Personal Finance & Money Asked by Oscar Chambers on September 2, 2020
Introduction
DEFI lending platforms like Aave are decentralised finance protocols which enable anyone to either lend their crypto-assets (usually ethereum) for high % interest, or lock up their crypto-assets to borrow a fractional amount (usually up to 75%) of another crypto-asset.
For example, using Aave you could lock up $100 of Ethereum and get a loan of $75 in USDC.
There is an incentive to lend your cryptocurrency on a DEFI platform, because the platforms typically offer higher interest than a bank deposit. As a crypto-asset lender, you can get up to 9% PA on some assets, which is better than any bank deposit.
My Confusion…
However, I don’t see why anyone would borrow another crypto-asset using a DEFI website/protocol, because you need to lock up more collateral than the total loan is actually worth.
My Question…
If the person already has enough crypto to trade into the other asset in the first place, then why would they bother borrowing it from a DEFI platform?

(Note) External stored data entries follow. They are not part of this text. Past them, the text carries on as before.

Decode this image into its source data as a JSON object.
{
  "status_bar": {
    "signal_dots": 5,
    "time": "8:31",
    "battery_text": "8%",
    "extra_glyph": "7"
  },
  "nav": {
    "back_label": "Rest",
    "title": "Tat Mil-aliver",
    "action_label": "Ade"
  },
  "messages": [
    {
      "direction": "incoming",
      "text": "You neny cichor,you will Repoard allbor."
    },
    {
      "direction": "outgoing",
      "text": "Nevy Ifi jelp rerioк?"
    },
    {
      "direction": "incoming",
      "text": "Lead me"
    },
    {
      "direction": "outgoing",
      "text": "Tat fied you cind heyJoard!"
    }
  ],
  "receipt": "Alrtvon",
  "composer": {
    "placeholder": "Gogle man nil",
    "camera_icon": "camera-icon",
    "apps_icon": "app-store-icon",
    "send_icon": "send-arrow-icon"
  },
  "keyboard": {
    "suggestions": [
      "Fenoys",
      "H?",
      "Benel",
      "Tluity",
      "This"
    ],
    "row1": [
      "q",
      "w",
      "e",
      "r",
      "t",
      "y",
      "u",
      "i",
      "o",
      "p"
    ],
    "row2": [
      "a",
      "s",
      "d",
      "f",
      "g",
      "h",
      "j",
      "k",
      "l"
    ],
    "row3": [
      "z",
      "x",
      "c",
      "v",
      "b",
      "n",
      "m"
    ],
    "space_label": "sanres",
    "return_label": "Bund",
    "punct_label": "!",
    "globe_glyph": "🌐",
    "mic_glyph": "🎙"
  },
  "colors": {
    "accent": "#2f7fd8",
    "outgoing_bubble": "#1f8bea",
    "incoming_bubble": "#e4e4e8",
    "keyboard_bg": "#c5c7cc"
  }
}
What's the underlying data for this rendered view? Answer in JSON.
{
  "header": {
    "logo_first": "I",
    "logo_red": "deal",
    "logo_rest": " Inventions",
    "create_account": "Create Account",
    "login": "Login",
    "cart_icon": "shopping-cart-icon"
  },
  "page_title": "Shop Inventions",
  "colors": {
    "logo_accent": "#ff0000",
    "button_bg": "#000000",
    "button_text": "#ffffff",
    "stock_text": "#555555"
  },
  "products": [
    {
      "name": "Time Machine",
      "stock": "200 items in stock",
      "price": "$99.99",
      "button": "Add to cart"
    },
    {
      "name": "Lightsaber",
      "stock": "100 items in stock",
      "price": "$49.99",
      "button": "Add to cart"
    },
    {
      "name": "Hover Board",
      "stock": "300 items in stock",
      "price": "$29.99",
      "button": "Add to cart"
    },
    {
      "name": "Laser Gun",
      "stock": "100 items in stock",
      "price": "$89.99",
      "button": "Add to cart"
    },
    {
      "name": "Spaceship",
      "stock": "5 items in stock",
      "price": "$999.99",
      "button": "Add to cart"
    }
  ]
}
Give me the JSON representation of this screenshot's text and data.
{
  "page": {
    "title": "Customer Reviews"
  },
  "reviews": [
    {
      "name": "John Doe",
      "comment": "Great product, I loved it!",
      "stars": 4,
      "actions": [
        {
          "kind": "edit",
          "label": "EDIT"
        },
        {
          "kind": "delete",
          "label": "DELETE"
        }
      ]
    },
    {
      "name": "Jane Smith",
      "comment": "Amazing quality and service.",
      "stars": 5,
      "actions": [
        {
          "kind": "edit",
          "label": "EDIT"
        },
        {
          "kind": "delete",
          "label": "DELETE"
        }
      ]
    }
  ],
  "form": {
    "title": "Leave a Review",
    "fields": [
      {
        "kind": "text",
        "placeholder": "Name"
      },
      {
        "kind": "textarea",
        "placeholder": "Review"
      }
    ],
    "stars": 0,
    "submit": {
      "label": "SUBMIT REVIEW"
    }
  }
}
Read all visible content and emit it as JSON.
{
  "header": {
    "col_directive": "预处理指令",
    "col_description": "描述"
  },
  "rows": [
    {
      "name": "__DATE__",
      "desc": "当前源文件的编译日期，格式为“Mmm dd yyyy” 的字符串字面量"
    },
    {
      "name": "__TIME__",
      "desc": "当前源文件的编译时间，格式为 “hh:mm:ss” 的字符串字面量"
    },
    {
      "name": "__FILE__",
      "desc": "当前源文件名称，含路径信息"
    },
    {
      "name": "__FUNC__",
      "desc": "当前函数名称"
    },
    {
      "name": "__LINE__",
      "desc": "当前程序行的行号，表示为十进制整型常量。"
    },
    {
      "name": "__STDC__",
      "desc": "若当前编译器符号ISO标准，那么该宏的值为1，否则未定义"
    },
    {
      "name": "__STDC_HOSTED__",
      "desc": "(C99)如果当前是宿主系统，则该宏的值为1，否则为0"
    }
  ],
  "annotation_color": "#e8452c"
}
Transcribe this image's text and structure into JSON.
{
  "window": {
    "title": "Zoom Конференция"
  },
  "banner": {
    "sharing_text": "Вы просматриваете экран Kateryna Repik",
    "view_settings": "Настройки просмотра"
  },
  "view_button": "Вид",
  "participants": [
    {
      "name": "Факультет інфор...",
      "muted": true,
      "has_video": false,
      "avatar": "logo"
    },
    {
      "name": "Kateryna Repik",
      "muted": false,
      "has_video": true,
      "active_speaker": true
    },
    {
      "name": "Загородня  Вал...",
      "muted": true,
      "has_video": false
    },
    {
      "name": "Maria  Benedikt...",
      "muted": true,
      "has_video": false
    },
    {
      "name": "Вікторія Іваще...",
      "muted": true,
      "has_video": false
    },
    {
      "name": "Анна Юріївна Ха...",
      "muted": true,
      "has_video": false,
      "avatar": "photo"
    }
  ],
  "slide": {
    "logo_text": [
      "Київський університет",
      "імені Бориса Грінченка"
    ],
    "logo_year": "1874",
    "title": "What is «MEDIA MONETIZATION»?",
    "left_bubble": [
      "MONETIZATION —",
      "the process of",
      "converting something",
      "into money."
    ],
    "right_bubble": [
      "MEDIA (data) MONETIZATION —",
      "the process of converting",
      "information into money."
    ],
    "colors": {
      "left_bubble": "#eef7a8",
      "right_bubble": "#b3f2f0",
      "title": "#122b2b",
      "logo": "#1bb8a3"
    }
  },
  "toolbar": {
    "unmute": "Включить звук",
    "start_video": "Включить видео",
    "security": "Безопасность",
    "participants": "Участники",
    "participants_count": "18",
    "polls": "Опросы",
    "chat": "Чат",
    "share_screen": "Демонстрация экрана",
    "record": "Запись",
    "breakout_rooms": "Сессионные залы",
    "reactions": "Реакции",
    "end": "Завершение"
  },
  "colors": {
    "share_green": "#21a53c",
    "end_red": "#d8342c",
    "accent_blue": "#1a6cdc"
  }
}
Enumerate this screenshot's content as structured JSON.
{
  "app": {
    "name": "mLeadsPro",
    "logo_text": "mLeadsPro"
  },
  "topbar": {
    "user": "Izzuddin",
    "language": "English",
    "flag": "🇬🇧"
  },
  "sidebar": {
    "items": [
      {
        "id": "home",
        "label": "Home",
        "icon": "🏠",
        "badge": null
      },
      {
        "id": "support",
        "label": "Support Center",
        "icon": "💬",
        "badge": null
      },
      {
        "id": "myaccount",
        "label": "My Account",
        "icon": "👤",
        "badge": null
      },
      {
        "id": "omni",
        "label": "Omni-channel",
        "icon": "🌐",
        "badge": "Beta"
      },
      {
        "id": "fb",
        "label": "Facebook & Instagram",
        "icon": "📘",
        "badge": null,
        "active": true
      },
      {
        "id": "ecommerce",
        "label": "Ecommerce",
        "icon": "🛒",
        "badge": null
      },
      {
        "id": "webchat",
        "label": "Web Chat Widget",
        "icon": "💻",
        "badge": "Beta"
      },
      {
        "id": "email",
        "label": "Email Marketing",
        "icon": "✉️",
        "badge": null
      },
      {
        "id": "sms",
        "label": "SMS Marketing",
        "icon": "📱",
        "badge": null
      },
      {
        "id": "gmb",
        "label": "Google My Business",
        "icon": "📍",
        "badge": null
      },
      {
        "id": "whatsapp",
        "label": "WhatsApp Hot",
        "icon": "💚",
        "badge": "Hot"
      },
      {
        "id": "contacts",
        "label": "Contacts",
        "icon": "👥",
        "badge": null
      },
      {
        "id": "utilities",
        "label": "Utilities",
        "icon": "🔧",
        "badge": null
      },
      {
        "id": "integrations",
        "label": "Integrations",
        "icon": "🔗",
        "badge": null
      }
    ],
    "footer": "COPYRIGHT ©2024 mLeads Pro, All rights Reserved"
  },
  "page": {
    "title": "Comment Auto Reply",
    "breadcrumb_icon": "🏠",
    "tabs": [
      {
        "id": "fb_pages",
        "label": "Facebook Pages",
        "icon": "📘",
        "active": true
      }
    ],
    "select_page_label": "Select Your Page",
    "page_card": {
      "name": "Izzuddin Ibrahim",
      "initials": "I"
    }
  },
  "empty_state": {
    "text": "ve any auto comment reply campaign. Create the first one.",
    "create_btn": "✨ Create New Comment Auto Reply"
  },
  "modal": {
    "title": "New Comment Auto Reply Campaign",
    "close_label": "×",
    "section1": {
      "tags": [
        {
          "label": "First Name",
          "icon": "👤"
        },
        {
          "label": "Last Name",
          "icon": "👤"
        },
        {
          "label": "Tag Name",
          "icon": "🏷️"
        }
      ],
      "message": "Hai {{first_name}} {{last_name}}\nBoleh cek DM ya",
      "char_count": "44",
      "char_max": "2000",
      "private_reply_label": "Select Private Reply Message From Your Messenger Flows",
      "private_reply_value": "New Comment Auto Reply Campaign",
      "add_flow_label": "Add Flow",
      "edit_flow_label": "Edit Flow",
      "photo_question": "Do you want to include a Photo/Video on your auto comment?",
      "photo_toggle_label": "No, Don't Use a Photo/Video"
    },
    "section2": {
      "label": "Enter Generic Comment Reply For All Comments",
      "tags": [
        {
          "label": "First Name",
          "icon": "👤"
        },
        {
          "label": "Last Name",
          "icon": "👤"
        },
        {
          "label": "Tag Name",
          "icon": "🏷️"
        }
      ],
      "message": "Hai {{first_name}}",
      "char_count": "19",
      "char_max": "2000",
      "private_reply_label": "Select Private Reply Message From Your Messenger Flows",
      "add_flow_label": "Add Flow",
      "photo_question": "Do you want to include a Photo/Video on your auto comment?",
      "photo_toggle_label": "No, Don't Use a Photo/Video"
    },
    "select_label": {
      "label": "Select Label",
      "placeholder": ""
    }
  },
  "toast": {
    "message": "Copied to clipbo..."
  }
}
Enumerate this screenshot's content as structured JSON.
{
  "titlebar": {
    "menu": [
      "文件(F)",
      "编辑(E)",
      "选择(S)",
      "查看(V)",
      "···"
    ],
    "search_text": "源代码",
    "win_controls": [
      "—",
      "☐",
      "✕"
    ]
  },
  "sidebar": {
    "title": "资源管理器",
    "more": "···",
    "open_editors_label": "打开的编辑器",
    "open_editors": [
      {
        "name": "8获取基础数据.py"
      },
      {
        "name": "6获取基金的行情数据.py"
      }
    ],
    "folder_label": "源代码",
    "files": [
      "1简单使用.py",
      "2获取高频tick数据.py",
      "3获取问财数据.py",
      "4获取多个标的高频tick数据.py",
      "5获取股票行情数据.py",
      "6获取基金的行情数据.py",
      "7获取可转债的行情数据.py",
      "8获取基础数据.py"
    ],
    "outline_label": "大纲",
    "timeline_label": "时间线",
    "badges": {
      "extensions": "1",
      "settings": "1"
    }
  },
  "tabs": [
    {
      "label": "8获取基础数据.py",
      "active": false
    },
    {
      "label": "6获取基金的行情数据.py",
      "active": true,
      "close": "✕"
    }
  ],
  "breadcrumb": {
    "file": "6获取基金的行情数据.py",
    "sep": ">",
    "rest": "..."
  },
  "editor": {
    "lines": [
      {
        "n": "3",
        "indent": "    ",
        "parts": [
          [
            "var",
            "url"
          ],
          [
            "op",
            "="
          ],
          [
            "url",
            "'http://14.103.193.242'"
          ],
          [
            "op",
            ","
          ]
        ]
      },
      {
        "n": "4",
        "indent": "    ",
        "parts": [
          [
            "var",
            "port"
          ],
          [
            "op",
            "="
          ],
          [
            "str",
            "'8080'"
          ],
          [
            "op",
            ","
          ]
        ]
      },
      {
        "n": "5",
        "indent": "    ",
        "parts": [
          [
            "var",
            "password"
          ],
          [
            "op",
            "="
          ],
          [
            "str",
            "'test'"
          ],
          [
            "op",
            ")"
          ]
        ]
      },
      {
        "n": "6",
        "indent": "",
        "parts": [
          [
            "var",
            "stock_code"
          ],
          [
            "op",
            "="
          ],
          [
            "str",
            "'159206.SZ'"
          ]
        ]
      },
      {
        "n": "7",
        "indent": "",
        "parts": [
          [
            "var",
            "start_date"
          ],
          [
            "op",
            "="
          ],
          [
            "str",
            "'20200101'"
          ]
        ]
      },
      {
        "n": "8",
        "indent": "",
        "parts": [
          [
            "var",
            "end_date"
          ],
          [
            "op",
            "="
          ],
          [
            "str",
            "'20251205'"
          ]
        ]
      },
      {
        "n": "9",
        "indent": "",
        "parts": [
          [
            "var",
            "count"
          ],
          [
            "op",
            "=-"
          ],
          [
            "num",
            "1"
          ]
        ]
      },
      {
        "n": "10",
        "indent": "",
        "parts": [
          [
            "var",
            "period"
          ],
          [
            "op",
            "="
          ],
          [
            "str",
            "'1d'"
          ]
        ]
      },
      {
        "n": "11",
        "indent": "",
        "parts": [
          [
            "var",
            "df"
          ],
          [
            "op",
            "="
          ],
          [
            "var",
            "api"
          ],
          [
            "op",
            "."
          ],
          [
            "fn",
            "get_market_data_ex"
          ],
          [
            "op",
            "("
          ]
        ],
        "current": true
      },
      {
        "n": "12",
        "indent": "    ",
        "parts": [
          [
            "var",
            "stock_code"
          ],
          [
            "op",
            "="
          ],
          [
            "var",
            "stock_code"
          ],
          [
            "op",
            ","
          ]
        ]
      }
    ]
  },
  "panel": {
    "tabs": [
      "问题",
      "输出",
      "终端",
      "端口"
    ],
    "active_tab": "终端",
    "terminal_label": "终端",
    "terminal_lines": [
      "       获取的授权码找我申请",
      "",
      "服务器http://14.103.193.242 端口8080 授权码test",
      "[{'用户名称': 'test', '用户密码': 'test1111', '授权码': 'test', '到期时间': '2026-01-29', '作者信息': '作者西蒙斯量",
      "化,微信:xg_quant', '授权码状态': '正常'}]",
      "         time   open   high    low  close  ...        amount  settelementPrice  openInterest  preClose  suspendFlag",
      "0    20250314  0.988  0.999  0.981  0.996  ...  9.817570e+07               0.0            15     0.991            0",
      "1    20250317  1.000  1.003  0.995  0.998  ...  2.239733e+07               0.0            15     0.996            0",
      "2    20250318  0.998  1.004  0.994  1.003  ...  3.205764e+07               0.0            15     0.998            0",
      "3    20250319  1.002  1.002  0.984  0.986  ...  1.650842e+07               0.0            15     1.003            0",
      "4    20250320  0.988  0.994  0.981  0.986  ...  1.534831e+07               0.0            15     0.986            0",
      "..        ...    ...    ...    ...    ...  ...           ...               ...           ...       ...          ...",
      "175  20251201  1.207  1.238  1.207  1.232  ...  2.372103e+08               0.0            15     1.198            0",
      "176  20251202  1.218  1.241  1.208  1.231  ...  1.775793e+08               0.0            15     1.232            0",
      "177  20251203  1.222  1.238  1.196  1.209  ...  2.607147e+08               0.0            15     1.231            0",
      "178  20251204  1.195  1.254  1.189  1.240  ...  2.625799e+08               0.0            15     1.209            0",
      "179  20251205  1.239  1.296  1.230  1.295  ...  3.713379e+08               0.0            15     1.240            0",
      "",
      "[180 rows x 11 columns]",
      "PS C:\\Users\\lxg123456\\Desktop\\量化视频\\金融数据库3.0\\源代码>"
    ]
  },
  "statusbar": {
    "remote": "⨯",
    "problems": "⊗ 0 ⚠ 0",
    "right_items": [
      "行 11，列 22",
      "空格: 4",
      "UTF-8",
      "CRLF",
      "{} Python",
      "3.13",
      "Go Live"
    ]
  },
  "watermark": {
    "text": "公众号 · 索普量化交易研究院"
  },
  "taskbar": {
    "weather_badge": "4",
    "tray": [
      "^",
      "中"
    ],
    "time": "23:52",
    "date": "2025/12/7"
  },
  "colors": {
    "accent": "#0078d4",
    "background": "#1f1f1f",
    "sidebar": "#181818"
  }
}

You would only do this if you don't mind locking up the collateral. For example, say you have $100 worth of ETH and you plan to hold it long term anyway. Having to lock it up has near zero cost to you.
With the $75 in USDC you borrowed, you could even buy more ETH. So now, you have a leverage long -- you have $175 worth of ETH for only $100 cost of your position. Of course, you lose big if ETH goes down.
Alternatively, you could spend the $75 worth of USDC. This lets you get most of the benefit of spending your ETH while retaining your exposure to any upward movement of ETH's price.
Again, you would only do this is you wanted to have a long position in ETH.